One of the celebrated cases reported in The Guardian was that of a man whose radiotherapy for prostate cancer was cancelled because he couldn’t prove his legal residency, despite having lived in the UK for 45 years. It’s hard to imagine that his skin colour and accent played no role in the hospital’s decision to question his status. It reminded me of a question I’ve considered several times: How can a native-born British citizen prove his or her right to be here? Everyone born since birthright citizenship was eliminated has been subject to jus sanguinis, with citizenship conditional on their bloodline. If you’re 30 years old and your landlord is asking you to prove your right to reside in the country, what do you do? Call your parents and ask for their birth certificates? If your parents are John and Mary Smith, how do you prove that they’re your parents? We’re gradually coming to a generation that will need to prove their grandparents were citizens. Registration of citizens and ID cards would resolve the problem, but the Tories got rid of those, suggesting they would infringe on personal liberty. As I commented before, the Conservatives have a stereotype of Nazis demanding people’s “papers”, and decided that the evil was not that disfavoured individuals were punished for not having correct papers, the offense was to provide them with papers in the first place.

I wanna hold your (geopolitical) hand

The trans-Atlantic romcom goes into its next season. We recall the highlight of last season, when Theresa and Donald were sharing a personal moment in their “special relationship”.

donald-trump-theresa-may

At the start of the new season, Melania confirms that she really would rather hold almost anything than Donald’s hand:

https://youtu.be/oAWMneAce0Q

Theresa was dancing around Number 10, like, “I can have him all to myself.” But then this French dude came into the picture.

5568

They look so happy together.
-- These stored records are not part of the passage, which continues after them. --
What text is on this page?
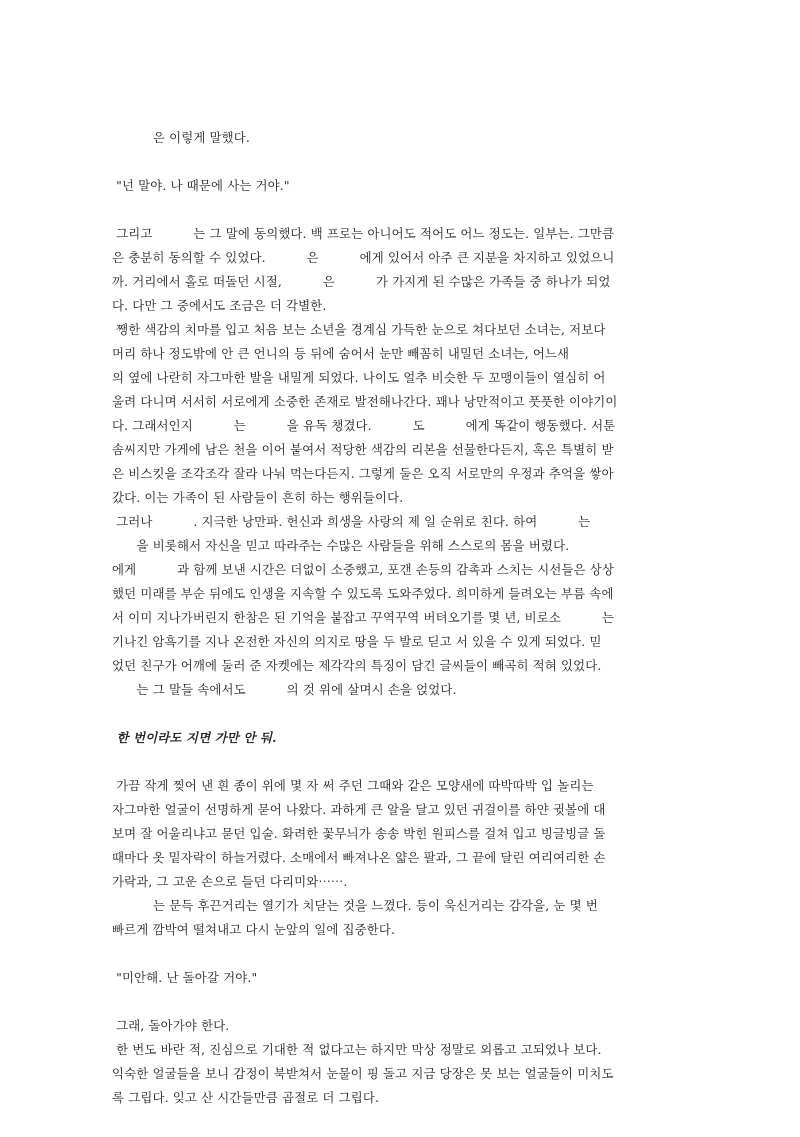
은 이렇게 말했다.
"넌 말야. 나 때문에 사는 거야."
그리고          는 그 말에 동의했다. 백 프로는 아니어도 적어도 어느 정도는. 일부는. 그만큼
은 충분히 동의할 수 있었다.          은          에게 있어서 아주 큰 지분을 차지하고 있었으니
까. 거리에서 홀로 떠돌던 시절,          은          가 가지게 된 수많은 가족들 중 하나가 되었
다. 다만 그 중에서도 조금은 더 각별한.
쨍한 색감의 치마를 입고 처음 보는 소년을 경계심 가득한 눈으로 쳐다보던 소녀는, 저보다
머리 하나 정도밖에 안 큰 언니의 등 뒤에 숨어서 눈만 빼꼼히 내밀던 소녀는, 어느새
의 옆에 나란히 자그마한 발을 내밀게 되었다. 나이도 얼추 비슷한 두 꼬맹이들이 열심히 어
울려 다니며 서서히 서로에게 소중한 존재로 발전해나간다. 꽤나 낭만적이고 풋풋한 이야기이
다. 그래서인지          는          을 유독 챙겼다.          도          에게 똑같이 행동했다. 서툰
솜씨지만 가게에 남은 천을 이어 붙여서 적당한 색감의 리본을 선물한다든지, 혹은 특별히 받
은 비스킷을 조각조각 잘라 나눠 먹는다든지. 그렇게 둘은 오직 서로만의 우정과 추억을 쌓아
갔다. 이는 가족이 된 사람들이 흔히 하는 행위들이다.
그러나          . 지극한 낭만파. 헌신과 희생을 사랑의 제 일 순위로 친다. 하여          는
을 비롯해서 자신을 믿고 따라주는 수많은 사람들을 위해 스스로의 몸을 버렸다.
에게          과 함께 보낸 시간은 더없이 소중했고, 포갠 손등의 감촉과 스치는 시선들은 상상
했던 미래를 부순 뒤에도 인생을 지속할 수 있도록 도와주었다. 희미하게 들려오는 부름 속에
서 이미 지나가버린지 한참은 된 기억을 붙잡고 꾸역꾸역 버텨오기를 몇 년, 비로소          는
기나긴 암흑기를 지나 온전한 자신의 의지로 땅을 두 발로 딛고 서 있을 수 있게 되었다. 믿
었던 친구가 어깨에 둘러 준 자켓에는 제각각의 특징이 담긴 글씨들이 빼곡히 적혀 있었다.
는 그 말들 속에서도          의 것 위에 살며시 손을 얹었다.
한 번이라도 지면 가만 안 둬.
가끔 작게 찢어 낸 흰 종이 위에 몇 자 써 주던 그때와 같은 모양새에 따박따박 입 놀리는
자그마한 얼굴이 선명하게 묻어 나왔다. 과하게 큰 알을 달고 있던 귀걸이를 하얀 귓볼에 대
보며 잘 어울리냐고 묻던 입술. 화려한 꽃무늬가 송송 박힌 원피스를 걸쳐 입고 빙글빙글 돌
때마다 옷 밑자락이 하늘거렸다. 소매에서 빠져나온 얇은 팔과, 그 끝에 달린 여리여리한 손
가락과, 그 고운 손으로 들던 다리미와⋯⋯.
는 문득 후끈거리는 열기가 치닫는 것을 느꼈다. 등이 욱신거리는 감각을, 눈 몇 번
빠르게 깜박여 떨쳐내고 다시 눈앞의 일에 집중한다.
"미안해. 난 돌아갈 거야."
그래, 돌아가야 한다.
한 번도 바란 적, 진심으로 기대한 적 없다고는 하지만 막상 정말로 외롭고 고되었나 보다.
익숙한 얼굴들을 보니 감정이 북받쳐서 눈물이 핑 돌고 지금 당장은 못 보는 얼굴들이 미치도
록 그립다. 잊고 산 시간들만큼 곱절로 더 그립다.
Macron is even boasting about their “very special relationship”. And Theresa is saying, but Donald, I thought our relationship was the special one. I left Europa for you…

Do loony leftists use the right-hand rule?

So Leave.EU is still active, and apparently last year they were soliciting a graphic to ridicule journalist Carole Cadwalladr:

As a mathematical scientist it strikes me as significant that she is considered to be discredited by association with three images: Flat Earth, Illuminati (though it looks to me like the Masonic eye from the US dollar bill), and what looks like a cheat sheet for an introductory electromagnetism course. Down in the corner we see that she’s been learning the right-hand rule for multiplying vectors. Right above it she has the formula for calculating power, which seems problematic.